For readability, redirections are usually placed last but indeed they can be intermixed with all the other words in the command and this is specified by the POSIX standard (so it's not bash-specific either):


'A "simple command" is a sequence of optional variable assignments and redirections, in any sequence, optionally followed by words and redirections, terminated by a control operator.'

"I bet it's node or ruby..." Sees .go file extension. "Oh nice, I never used a Go program before!" But then I am supposed to '$ go get github.com/ericchiang/pup' to install it.

Why does everything nowadays have to come with its own package manager? I like the separation between my home directory and the "system packages". I don't want to have to care for and update and separately backup ~/go, ~/.npm and so on and so forth.
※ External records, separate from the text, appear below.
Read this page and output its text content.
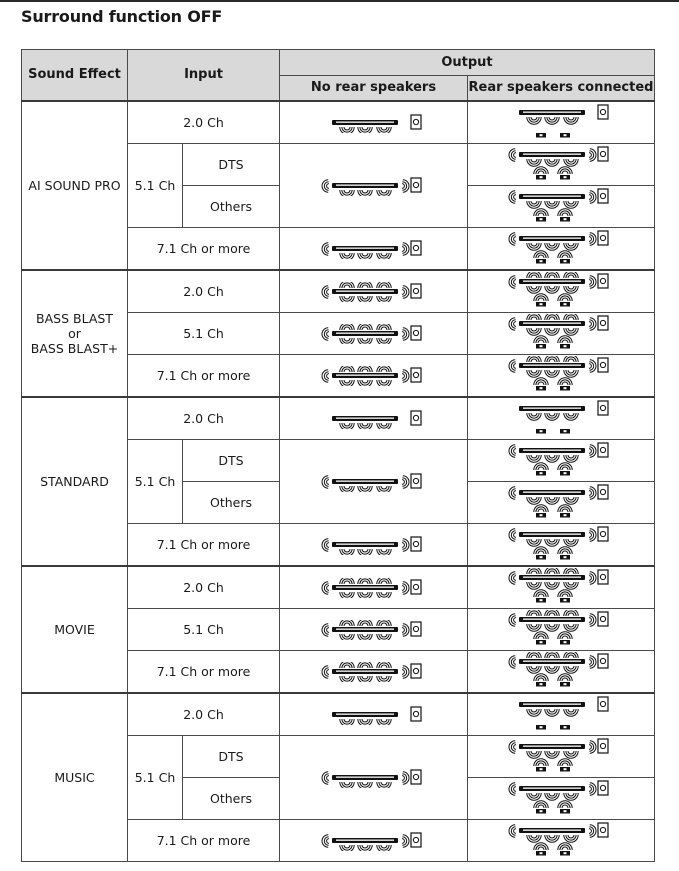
Surround function OFF
Sound Effect	Input		Output	
			No rear speakers	Rear speakers connected

AI SOUND PRO	2.0 Ch	

	5.1 Ch	DTS	

		Others	

	7.1 Ch or more	

BASS BLAST
or
BASS BLAST+	2.0 Ch	

	5.1 Ch	

	7.1 Ch or more	

STANDARD	2.0 Ch	

	5.1 Ch	DTS	

		Others	

	7.1 Ch or more	

MOVIE	2.0 Ch	

	5.1 Ch	

	7.1 Ch or more	

MUSIC	2.0 Ch	

	5.1 Ch	DTS	

		Others	

	7.1 Ch or more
This looks super nice, I especially like the detailed list of examples. Sorry for the rant.

edit: There are binaries in the "dist" directory, the readme just did not mention them. Thanks!

The reason is dependencies, and the fact that an operating system is a completely different kind of enterprise than a development platform. Platform libraries are released whenever they're ready to be released, but an operating system really needs a set release cycle, because it's got to ensure compatibility between everything installed.

It's way too much to ask of already overworked OS maintainers to handle all of the libraries of all of the development platforms and it's similarly too much to ask every library and application developer to maintain packages for all of the operating systems. You also can't have the One True Package Management system that works on all the different operating systems, it would just be too unwieldy to maintain. Even properly maintaining just .deb and .rpm packages is non-trivial and requires a certain amount of skill, compounding again the number of things developers need to be proficient in.

Packaging is a Really Hard Problem, and having every platform use its own packaging system is actually a huge step up from the way open source software used to be distributed, with tarballs and compilation instructions. The tarball was the package, and it was up to you to get it onto your system somehow. So have a little respect and appreciation, wouldya?

Thanks, you made me realise the benefit of doing it this way.

> It's way too much to ask of already overworked OS maintainers to handle all of the libraries of all of the development platforms

Not only that, but also different libraries can depend on "slightly" patched versions of the same library, making the kind of determinism an OS package manager needs completely impossible (or pointless, depending on who you're asking).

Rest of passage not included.